I want to find the statistics on this. I know the are published somewhere.
An effect that I expect occurs is that editors who begin with a WEP
class will almost always use some part of their real names in their
userids, and then come across information about why that might not be
a good idea. Even if they don't, their class participation can lead
anyone scrutinizing their contribution history to what they might
consider clues to their identity.
On Sun, Jan 18, 2015 at 10:08 AM, Leigh Thelmadatter
<osamadre(a)hotmail.com> wrote:
I believe lenthy quotes are discouraged on WP and as a
teacher, I would not
do this. Too easy for students to see lenghty quote as a way to get away
with copy/paste. We also should not encourage student contributions that
rely on substantial volunteer intervention later.
This is one reason why our students work first with translation (generally
English to Spanish) along with the fact that my school does a good job of
getting student to decent mastery of at least one other language. While they
are contributing content right away, they are also learning how Wikipedia
articles should be generally structured as well as comparative rhetoric as
one of the first questions we always get is "do we have to express it in
Spanish the way it is in English" (answer is a hearty "no"), not to
mention
the concept of citation (which often get confused with quotation).
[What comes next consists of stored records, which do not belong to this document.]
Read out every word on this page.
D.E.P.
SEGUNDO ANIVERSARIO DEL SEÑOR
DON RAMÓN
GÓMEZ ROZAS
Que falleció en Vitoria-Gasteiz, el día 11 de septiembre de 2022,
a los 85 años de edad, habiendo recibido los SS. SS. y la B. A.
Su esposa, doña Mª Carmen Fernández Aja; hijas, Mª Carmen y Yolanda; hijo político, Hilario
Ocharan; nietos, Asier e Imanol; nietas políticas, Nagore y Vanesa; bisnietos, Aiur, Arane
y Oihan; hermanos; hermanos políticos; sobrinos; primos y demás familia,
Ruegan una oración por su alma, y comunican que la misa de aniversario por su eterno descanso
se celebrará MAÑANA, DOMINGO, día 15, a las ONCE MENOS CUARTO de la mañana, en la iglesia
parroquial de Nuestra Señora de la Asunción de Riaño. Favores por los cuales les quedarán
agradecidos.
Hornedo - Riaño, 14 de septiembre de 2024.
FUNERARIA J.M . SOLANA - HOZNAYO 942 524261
One major problem with writing articles is that because so many education
systems either have never taught the basics of rhetoric (paraphrase and
synthesis) or its teaching has gone seriously downhill over the past
decades... many students are not ready to write articles from scratch.
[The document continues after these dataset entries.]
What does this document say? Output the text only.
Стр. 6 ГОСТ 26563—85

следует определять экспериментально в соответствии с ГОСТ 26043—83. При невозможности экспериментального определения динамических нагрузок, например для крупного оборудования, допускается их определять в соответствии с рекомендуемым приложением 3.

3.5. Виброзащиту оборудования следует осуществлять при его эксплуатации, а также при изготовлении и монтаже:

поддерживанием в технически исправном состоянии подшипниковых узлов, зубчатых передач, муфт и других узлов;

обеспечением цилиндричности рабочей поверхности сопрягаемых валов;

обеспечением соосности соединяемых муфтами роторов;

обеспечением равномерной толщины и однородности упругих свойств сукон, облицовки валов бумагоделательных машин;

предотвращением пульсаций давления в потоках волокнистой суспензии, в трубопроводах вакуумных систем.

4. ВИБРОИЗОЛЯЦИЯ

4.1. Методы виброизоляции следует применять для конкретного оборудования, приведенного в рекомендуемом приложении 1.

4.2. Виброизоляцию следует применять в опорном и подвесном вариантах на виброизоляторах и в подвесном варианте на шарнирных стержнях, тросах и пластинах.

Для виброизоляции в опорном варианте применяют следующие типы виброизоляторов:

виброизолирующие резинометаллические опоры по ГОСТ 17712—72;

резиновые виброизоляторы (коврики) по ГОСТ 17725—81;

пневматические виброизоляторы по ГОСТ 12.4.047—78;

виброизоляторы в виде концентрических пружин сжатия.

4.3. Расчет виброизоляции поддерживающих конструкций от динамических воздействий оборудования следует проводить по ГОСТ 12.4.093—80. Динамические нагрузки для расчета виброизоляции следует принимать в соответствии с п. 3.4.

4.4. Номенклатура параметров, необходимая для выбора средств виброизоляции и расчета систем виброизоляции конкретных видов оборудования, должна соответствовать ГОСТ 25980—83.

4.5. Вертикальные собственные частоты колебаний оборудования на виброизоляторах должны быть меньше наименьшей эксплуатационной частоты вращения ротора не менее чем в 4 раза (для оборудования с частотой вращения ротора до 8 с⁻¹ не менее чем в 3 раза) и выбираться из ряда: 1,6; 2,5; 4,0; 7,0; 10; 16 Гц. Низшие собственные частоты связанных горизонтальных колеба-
We have probably focused too much on the creation of new articles and
ignored other student opportunities such as in illustration, programming and
even just starting out by revising and updating existing articles.
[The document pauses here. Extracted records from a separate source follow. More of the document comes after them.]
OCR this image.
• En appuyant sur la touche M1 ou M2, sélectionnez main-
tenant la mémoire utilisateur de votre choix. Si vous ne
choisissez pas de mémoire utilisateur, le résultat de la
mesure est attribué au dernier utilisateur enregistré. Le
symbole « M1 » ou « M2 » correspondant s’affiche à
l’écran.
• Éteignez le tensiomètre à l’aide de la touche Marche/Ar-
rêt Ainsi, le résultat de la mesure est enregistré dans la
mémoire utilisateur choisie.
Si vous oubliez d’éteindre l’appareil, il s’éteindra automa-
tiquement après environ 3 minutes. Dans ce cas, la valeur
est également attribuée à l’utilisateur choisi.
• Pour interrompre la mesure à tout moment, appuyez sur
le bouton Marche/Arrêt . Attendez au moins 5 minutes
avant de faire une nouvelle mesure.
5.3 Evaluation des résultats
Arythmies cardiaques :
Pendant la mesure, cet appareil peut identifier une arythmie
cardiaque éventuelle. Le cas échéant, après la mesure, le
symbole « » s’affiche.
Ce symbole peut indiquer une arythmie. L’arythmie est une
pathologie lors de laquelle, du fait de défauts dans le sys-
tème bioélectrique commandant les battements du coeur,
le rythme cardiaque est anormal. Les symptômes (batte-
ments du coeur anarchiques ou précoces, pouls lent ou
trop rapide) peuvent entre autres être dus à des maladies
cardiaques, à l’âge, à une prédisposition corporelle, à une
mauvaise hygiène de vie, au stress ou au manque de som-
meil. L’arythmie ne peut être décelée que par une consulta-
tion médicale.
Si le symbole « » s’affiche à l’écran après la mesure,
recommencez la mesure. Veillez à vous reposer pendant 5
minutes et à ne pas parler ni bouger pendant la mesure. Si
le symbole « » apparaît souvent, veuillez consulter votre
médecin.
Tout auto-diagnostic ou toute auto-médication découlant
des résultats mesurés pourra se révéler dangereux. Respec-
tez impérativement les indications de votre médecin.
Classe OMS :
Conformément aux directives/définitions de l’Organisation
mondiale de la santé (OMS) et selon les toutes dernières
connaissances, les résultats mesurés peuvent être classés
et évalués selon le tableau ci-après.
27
My understanding of student retention is that it is very very low, so even
though I belive that 40% number has more to do with participating classes,
Im not sure it makes an impact on the male/female ratio in Wikimedia.
Leigh
Date: Sun, 18 Jan 2015 09:51:45 -0700
From: jsalsman(a)gmail.com
To: education(a)lists.wikimedia.org
Subject: [Wikimedia Education] gender balance of WEP recruits and guidance
on lengthy quotations
Two questions:
1. What is the gender balance of long term editors who started editing
in a WEP class? I have second-hand information that it is over 40%
female.
2. What is the WEP guidance on lengthy quotations? Do we encourage
students who, say, don't have the time or confidence in their ability
to summarize a passage they think would be a substantial improvement,
to insert it as a properly cited and quoted excerpt, or just not make
the edit?
I talked to a college professor who has never heard of the WEP but has
interesting guidance on plagiarism which doesn't really assume that
improvements are preferred even when they are lengthy quotations. How
can we get teachers to understand that as long as they are clearly
quoted and cited, other editors will come along and summarize the
salient points of important source passages later?